Biodegradation pathways of chloroanilines by Acinetobacter baylyi strain GFJ2

Abstract

The Acinetobacter baylyi strain GFJ2 was isolated from soil that was potentially contaminated with herbicides. It exhibited complete biodegradations of 4-chlroaniline (4CA) and 3,4-dichloroaniline (34DCA), a wide range of monohalogenated anilines (chloro-, bromo-, and fluoro-anilines) and other dichloroanilines. An in-depth investigation of the biodegradation pathway revealed that a dechlorination reaction may be involved in 34DCA biodegradation, which forms 4CA as the first intermediate. By detecting the transient intermediates and characterizing the relevant enzymes, this investigation is also the first to report that A. baylyi strain GFJ2 has two distinct 4CA degradation pathways that yield 4-chlorocatechol (4CC) and aniline as the first intermediate in each route, which are further metabolized through an ortho-cleavage pathway. Analysis of biodegradation kinetics analysis illustrated that A. baylyi GFJ2 utilized aniline and 4CC at significantly slower rates than it used 4CA, suggesting that the transformations of aniline and 4CC were probably the limiting steps during 4CA biodegradation. Our results suggest the potential application of A. baylyi strain GFJ2 in bioremediation and waste treatment, and the kinetic data provide the insights into the degradation mechanism, dynamics and possible limitations of the biodegradation which include substrate and product inhibitions.

Introduction

Chloroanilines (CAs) are a group of chlorinated aromatic amines which are originated from the biotransformation of herbicides, for example phenylcarbamate, phenylurea, or acylanilides [1]. In addition, they are widely used as intermediate compounds in the production of dyes, polyurethanes, pesticides, and pharmaceutical products. As a consequence of intensive applications in agriculture and industries, chloroanilines, especially 4-chloroaniline (4CA) and 3,4-dichloroaniline (34DCA), have been ubiquitous and accumulated in the environment including agricultural soil/water, industrial wastewater and sludge. Due to their toxicity and recalcitrant properties, they have been considered as the important environmental pollutants and are subject to legislative control by the environmental protection agency of United States and Europe [2]. To dissimilate the environmental contaminated aniline and chloroanilines, bioremediation has been noted as a primary treatment technique in which a detoxification process is depending on the microbial biodegradability. Since the resistance of microbial biodegradation and toxicity of chloroanilines mainly depend on the number and position of chlorine atoms on the aromatic ring, there are many more reports of aniline-degrading bacteria than those of monochloroaniline (MCA)- or dichloroaniline (DCA)-metabolizing bacteria, some of which strictly required aniline as an inducer for cometabolic biodegradation [3]. In addition, while there are a number of publications describing microbial degradation of MCAs and DCAs under aerobic conditions, there are only a few reports on bacteria able to effectively degrade both chemical types. Pseudomonas diminuta was first bacterium described for its capability of degrading 3CA, 4CA and 34DCA (up to 0.3 mM), but not aniline [4], while Alcaligenes faecalis was reported for its ability to convert 34DCA to 4,5-dichloropyrocatechol before further metabolized [5]. Since the presence of MCAs and DCAs contaminated in the environment generally appears as co-contaminants, therefore to improve the biological remediation, microorganism with biodegradability of both MCAs and DCAs is importantly required. Moreover, in-depth information of its biodegradation pathway as well as biodegradation kinetics is necessary in order to have thorough understanding of biotransformation process which will further lead to effective control of bioremediation system.

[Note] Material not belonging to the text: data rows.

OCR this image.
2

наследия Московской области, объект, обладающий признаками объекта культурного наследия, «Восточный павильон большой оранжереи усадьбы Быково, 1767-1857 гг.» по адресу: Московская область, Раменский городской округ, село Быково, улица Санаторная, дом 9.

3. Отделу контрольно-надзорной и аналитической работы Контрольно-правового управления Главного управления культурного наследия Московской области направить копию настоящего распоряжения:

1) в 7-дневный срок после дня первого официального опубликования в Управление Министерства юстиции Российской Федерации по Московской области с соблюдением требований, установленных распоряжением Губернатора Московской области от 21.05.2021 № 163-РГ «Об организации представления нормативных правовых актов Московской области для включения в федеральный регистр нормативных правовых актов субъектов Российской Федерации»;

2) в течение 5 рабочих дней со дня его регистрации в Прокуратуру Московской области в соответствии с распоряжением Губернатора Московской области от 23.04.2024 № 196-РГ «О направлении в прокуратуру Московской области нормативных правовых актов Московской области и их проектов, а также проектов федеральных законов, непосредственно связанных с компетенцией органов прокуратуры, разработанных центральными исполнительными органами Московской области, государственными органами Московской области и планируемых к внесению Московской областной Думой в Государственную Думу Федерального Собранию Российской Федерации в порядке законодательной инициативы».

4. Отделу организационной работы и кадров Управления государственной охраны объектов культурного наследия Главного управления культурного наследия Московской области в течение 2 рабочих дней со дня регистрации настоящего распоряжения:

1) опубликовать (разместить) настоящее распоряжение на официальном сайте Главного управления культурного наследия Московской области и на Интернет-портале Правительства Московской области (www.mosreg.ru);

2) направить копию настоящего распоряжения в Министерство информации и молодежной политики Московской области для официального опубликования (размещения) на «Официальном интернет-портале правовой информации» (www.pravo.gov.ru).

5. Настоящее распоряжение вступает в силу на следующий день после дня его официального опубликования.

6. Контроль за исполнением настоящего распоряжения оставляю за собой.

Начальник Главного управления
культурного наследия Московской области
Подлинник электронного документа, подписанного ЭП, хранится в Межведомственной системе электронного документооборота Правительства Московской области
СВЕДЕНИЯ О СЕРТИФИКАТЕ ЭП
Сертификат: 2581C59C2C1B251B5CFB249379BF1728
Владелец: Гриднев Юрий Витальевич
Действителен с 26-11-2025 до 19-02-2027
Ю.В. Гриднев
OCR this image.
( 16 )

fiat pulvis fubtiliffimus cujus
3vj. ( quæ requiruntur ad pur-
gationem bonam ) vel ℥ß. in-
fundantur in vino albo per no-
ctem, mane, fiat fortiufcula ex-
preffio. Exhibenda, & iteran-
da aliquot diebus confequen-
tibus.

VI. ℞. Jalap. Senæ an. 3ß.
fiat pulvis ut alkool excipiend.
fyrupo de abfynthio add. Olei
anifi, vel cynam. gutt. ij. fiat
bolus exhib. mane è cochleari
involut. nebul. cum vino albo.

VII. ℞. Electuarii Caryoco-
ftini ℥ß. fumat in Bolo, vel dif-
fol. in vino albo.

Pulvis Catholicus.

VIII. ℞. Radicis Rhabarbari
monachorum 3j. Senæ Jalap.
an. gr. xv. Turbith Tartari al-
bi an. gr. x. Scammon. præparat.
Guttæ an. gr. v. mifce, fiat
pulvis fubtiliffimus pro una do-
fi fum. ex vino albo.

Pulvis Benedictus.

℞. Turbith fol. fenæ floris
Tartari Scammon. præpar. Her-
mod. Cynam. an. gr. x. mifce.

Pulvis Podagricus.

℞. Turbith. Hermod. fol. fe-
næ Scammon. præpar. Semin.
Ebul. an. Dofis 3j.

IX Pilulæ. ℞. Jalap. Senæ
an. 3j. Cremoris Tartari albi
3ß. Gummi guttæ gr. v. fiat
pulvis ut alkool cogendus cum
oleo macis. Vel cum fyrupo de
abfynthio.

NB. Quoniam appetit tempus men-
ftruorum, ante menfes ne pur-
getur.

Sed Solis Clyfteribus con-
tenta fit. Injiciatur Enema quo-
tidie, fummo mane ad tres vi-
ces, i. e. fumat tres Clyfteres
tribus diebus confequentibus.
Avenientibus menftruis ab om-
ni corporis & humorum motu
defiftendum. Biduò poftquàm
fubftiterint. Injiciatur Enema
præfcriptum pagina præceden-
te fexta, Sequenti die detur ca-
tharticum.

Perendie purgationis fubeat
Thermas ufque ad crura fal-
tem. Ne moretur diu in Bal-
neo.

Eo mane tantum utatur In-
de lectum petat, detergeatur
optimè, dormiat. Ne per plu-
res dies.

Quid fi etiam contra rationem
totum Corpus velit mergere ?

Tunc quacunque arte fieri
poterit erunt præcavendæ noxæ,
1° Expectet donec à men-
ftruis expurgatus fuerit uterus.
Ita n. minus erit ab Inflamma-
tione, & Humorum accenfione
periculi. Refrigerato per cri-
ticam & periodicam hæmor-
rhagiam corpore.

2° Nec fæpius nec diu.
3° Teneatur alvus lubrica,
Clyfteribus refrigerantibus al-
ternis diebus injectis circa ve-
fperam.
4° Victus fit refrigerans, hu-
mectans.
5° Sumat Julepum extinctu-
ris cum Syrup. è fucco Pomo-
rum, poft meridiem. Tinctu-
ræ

In the present study, we successfully isolated and characterized 4CA-degrading bacterium, Acinetobacter baylyi strain GFJ2, which has a broad range biodegradability towards various halogenated anilines. Investigation of biodegradation kinetics and biodegradation inhibition profiles were also carried out for single substrates and mixed substrates. Interestingly, transient intermediate detected during biodegradation of 34DCA suggested a novel reaction involving dechlorination of 34DCA, while those detected during 4CA degradation leaded us to propose that two different biodegradation pathways of 4CA are existed in A. baylyi strain GFJ2. These results not only illustrated in-depth information of biodegradation mechanism of 34DCA and 4CA in A. baylyi strain GFJ2, but its effective biodegradability also demonstrates its potential application for bioaugmentation in the bioremediation treatment of contaminated site.